Bien évidemment, quand on connait le roster de ce label qui me sied toujours autant, il faut aborder la musique dans une globalité indiciblement raw dans son intention, mais pas nécessairement dans l’entièreté de son son. Il convient donc de préciser que la production de Cult Martyr ne dérogera pas complètement à la règle. Au diable les productions aseptisées ! Certains savent que je suis chanteur d’un groupe qui a de l’ambition, et qui se pare notamment de productions propres. Cela ne m’empêche pas d’adorer les sons bien garage comme pour « Noirceur Salvatrice« . Je suis après tout un nostalgique de la première heure malgré mon âge peu avancé. On a donc ici un stéréotype parfait de ce que Black Shadow Legions est capable de sortir avec une force de recherche qui me laisse envieux. J’apprécie néanmoins avec force d’esprit l’alternance entre ce black metal qui sonne raw et les parties éthérées, avec les chants clairs, qui permettent de donner une coloration poétique et atmosphérique, sans de dépareiller de la noirceur inhérente qui fait le concept de cet EP. On pourrait penser qu’il s’agit d’un simple assemblage de deux styles de musique, mais si l’on s’amuse à décortiquer les compositions, on trouve des connexions intelligentes entre les deux productions ! Alors, au-delà de « Noirceur Salvatrice » qui ravira les amateurs puristes de black metal, population qu’indéniablement Black Shadow Legions vise encore, c’est un constat qui prévaut aujourd’hui : ce label ne cesse, malgré sa constance et ses codes de sélection, de me surprendre. Une vraie poésie dans la crasse.

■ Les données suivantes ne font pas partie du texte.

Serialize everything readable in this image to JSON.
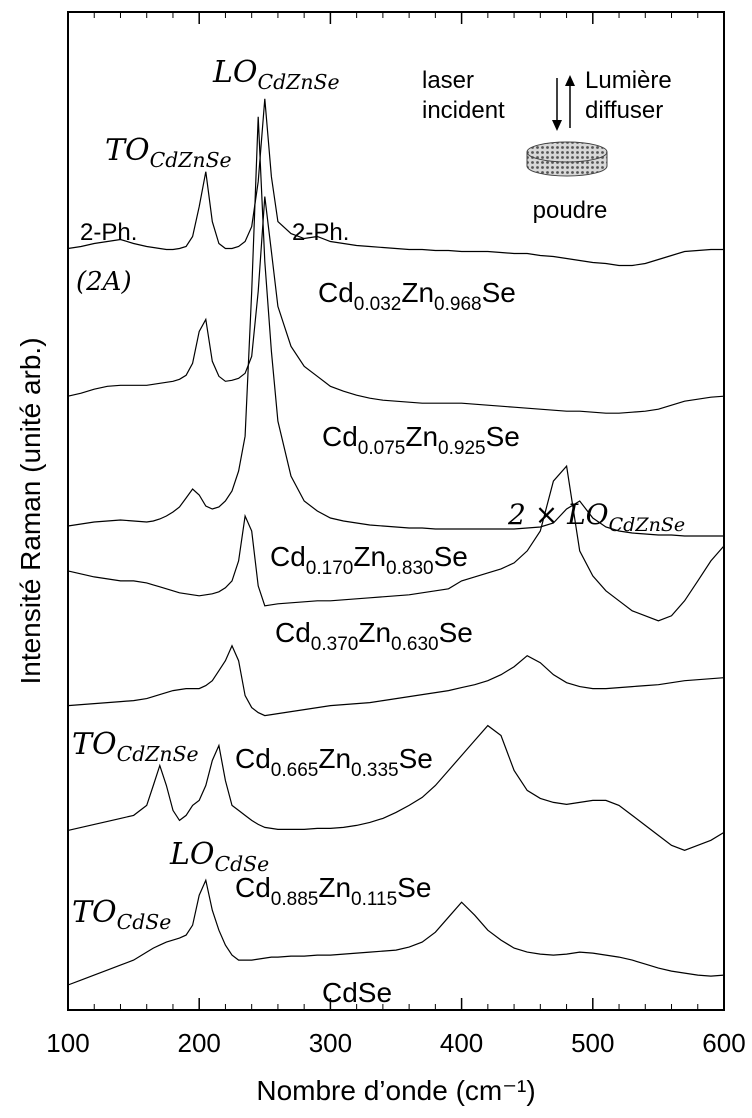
{
  "chart_data": {
    "type": "line",
    "x_label": "Nombre d’onde (cm⁻¹)",
    "y_label": "Intensité Raman (unité arb.)",
    "xlim": [
      100,
      600
    ],
    "xticks": [
      100,
      200,
      300,
      400,
      500,
      600
    ],
    "ylim": [
      0,
      100
    ],
    "x": [
      100,
      110,
      120,
      130,
      140,
      150,
      160,
      165,
      170,
      175,
      180,
      185,
      190,
      195,
      200,
      205,
      210,
      215,
      220,
      225,
      230,
      235,
      240,
      245,
      250,
      255,
      260,
      270,
      280,
      290,
      300,
      310,
      320,
      330,
      340,
      350,
      360,
      370,
      380,
      390,
      400,
      410,
      420,
      430,
      440,
      450,
      460,
      470,
      480,
      490,
      500,
      510,
      520,
      530,
      540,
      550,
      560,
      570,
      580,
      590,
      600
    ],
    "series": [
      {
        "name": "Cd0.032Zn0.968Se",
        "color": "#000000",
        "values": [
          76.3,
          76.5,
          76.8,
          77.0,
          77.2,
          76.8,
          76.5,
          76.4,
          76.3,
          76.2,
          76.2,
          76.3,
          76.5,
          77.5,
          80.5,
          84.0,
          79.0,
          76.8,
          76.3,
          76.3,
          76.5,
          77.0,
          78.5,
          83.0,
          91.3,
          83.5,
          79.0,
          77.8,
          77.3,
          77.5,
          77.0,
          76.8,
          76.6,
          76.5,
          76.4,
          76.3,
          76.2,
          76.2,
          76.1,
          76.1,
          76.0,
          76.0,
          76.0,
          75.9,
          75.8,
          75.8,
          75.6,
          75.5,
          75.3,
          75.1,
          74.9,
          74.8,
          74.6,
          74.6,
          74.8,
          75.2,
          75.6,
          76.0,
          76.1,
          76.2,
          76.2
        ]
      },
      {
        "name": "Cd0.075Zn0.925Se",
        "color": "#000000",
        "values": [
          61.5,
          61.8,
          62.2,
          62.5,
          62.6,
          62.6,
          62.6,
          62.7,
          62.8,
          62.9,
          63.0,
          63.2,
          63.6,
          64.8,
          68.0,
          69.2,
          65.0,
          63.5,
          63.0,
          63.1,
          63.3,
          63.8,
          65.5,
          72.0,
          81.5,
          76.0,
          70.5,
          66.5,
          64.5,
          63.5,
          62.5,
          62.0,
          61.6,
          61.3,
          61.1,
          61.0,
          60.9,
          60.8,
          60.8,
          60.8,
          60.8,
          60.7,
          60.6,
          60.5,
          60.4,
          60.3,
          60.2,
          60.1,
          60.0,
          60.0,
          59.9,
          59.8,
          59.8,
          59.9,
          60.0,
          60.2,
          60.6,
          61.0,
          61.2,
          61.4,
          61.5
        ]
      },
      {
        "name": "Cd0.170Zn0.830Se",
        "color": "#000000",
        "values": [
          48.5,
          48.7,
          48.9,
          49.0,
          49.1,
          49.0,
          48.9,
          49.0,
          49.2,
          49.5,
          49.9,
          50.4,
          51.3,
          52.2,
          51.6,
          50.5,
          50.2,
          50.4,
          51.0,
          52.0,
          54.0,
          57.5,
          72.0,
          89.5,
          75.0,
          66.0,
          59.0,
          53.5,
          51.0,
          50.0,
          49.3,
          49.0,
          48.8,
          48.6,
          48.5,
          48.4,
          48.3,
          48.3,
          48.2,
          48.2,
          48.2,
          48.2,
          48.2,
          48.2,
          48.2,
          48.3,
          48.4,
          48.8,
          50.2,
          51.0,
          49.3,
          48.4,
          48.0,
          47.8,
          47.7,
          47.6,
          47.6,
          47.5,
          47.5,
          47.5,
          47.5
        ]
      },
      {
        "name": "Cd0.370Zn0.630Se",
        "color": "#000000",
        "values": [
          44.0,
          43.7,
          43.4,
          43.2,
          43.0,
          43.0,
          42.8,
          42.6,
          42.4,
          42.2,
          42.0,
          41.8,
          41.7,
          41.6,
          41.5,
          41.6,
          41.7,
          41.9,
          42.3,
          43.0,
          45.0,
          49.5,
          48.0,
          42.5,
          40.5,
          40.6,
          40.7,
          40.8,
          40.9,
          41.0,
          41.0,
          41.1,
          41.2,
          41.3,
          41.4,
          41.5,
          41.6,
          41.8,
          42.0,
          42.2,
          43.0,
          43.4,
          43.8,
          44.2,
          44.8,
          46.0,
          48.0,
          53.0,
          54.5,
          46.0,
          43.5,
          42.0,
          41.0,
          40.0,
          39.5,
          39.0,
          39.5,
          41.0,
          43.0,
          45.0,
          46.5
        ]
      },
      {
        "name": "Cd0.665Zn0.335Se",
        "color": "#000000",
        "values": [
          30.5,
          30.6,
          30.7,
          30.8,
          30.9,
          31.0,
          31.2,
          31.4,
          31.6,
          31.8,
          32.0,
          32.1,
          32.2,
          32.2,
          32.2,
          32.5,
          33.0,
          34.0,
          35.0,
          36.5,
          35.0,
          31.5,
          30.3,
          29.8,
          29.5,
          29.6,
          29.7,
          29.9,
          30.1,
          30.3,
          30.5,
          30.6,
          30.7,
          30.8,
          31.0,
          31.2,
          31.4,
          31.6,
          31.8,
          32.0,
          32.3,
          32.6,
          33.0,
          33.6,
          34.4,
          35.5,
          34.8,
          33.6,
          32.8,
          32.4,
          32.2,
          32.2,
          32.3,
          32.4,
          32.5,
          32.6,
          32.8,
          33.0,
          33.1,
          33.2,
          33.3
        ]
      },
      {
        "name": "Cd0.885Zn0.115Se",
        "color": "#000000",
        "values": [
          18.0,
          18.3,
          18.6,
          18.9,
          19.2,
          19.5,
          20.5,
          22.5,
          24.5,
          22.5,
          20.0,
          19.0,
          19.5,
          20.5,
          21.0,
          22.5,
          25.0,
          26.5,
          23.0,
          20.5,
          20.0,
          19.5,
          19.0,
          18.6,
          18.3,
          18.2,
          18.1,
          18.1,
          18.1,
          18.2,
          18.2,
          18.3,
          18.5,
          18.8,
          19.2,
          19.8,
          20.5,
          21.3,
          22.5,
          24.0,
          25.5,
          27.0,
          28.5,
          27.5,
          24.0,
          22.0,
          21.2,
          20.8,
          20.6,
          20.8,
          21.0,
          21.0,
          20.5,
          19.5,
          18.5,
          17.5,
          16.5,
          16.0,
          16.5,
          17.0,
          17.8
        ]
      },
      {
        "name": "CdSe",
        "color": "#000000",
        "values": [
          2.5,
          3.0,
          3.5,
          4.0,
          4.5,
          5.0,
          5.8,
          6.2,
          6.5,
          6.8,
          7.0,
          7.2,
          7.5,
          8.5,
          11.5,
          13.0,
          10.0,
          8.0,
          6.5,
          5.5,
          5.0,
          5.0,
          5.0,
          5.1,
          5.2,
          5.3,
          5.3,
          5.4,
          5.4,
          5.5,
          5.5,
          5.6,
          5.7,
          5.8,
          5.9,
          6.0,
          6.3,
          6.8,
          7.8,
          9.3,
          10.8,
          9.5,
          8.0,
          7.0,
          6.2,
          5.8,
          5.6,
          5.5,
          5.6,
          5.8,
          5.7,
          5.5,
          5.3,
          5.0,
          4.6,
          4.2,
          3.9,
          3.7,
          3.5,
          3.4,
          3.5
        ]
      }
    ],
    "annotations": [
      {
        "text": "LO",
        "sub": "CdZnSe"
      },
      {
        "text": "TO",
        "sub": "CdZnSe"
      },
      {
        "text": "2-Ph."
      },
      {
        "text": "2-Ph."
      },
      {
        "text": "(2A)"
      },
      {
        "text": "2 × LO",
        "sub": "CdZnSe"
      },
      {
        "text": "TO",
        "sub": "CdZnSe"
      },
      {
        "text": "LO",
        "sub": "CdSe"
      },
      {
        "text": "TO",
        "sub": "CdSe"
      }
    ],
    "inset": {
      "left": [
        "laser",
        "incident"
      ],
      "right": [
        "Lumière",
        "diffuser"
      ],
      "sample": "poudre"
    }
  }
}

J’ai l’impression de me répéter dans cette chronique mais ce que je recherche dans la musique en général, peu importe les styles par ailleurs, ce sont les émotions. Je faisais une digression sur les productions aseptisées, il n’en demeure pas moins que derrière mon sarcasme qui sonne faux, certaines productions de cet acabit véhicule parfois des émotions. Mais par essence, la musique black metal à la Cult Martyr dépasse le cap de la simple émotion. C’est une sorte d’intimité totale dans laquelle on entre quand on écoute un EP comme « Noirceur Salvatrice« . D’ailleurs, n’est-ce pas une sorte de manichéisme de parler de noirceur dans le black metal ? Je m’interroge. En tout cas, si vous êtes éduqués comme moi à appréhender la musique avec des émotions, même si le son de cet EP peut rebuter la plupart des non-initiés, forcément, vous allez tomber dans cette marmite la tête la première. Cela parle incontestablement de soi, et pas un concept-album n’est plus sincère et authentique que ceux-ci comme Cult Martyr. Un excellent EP qui signe un excellent retour !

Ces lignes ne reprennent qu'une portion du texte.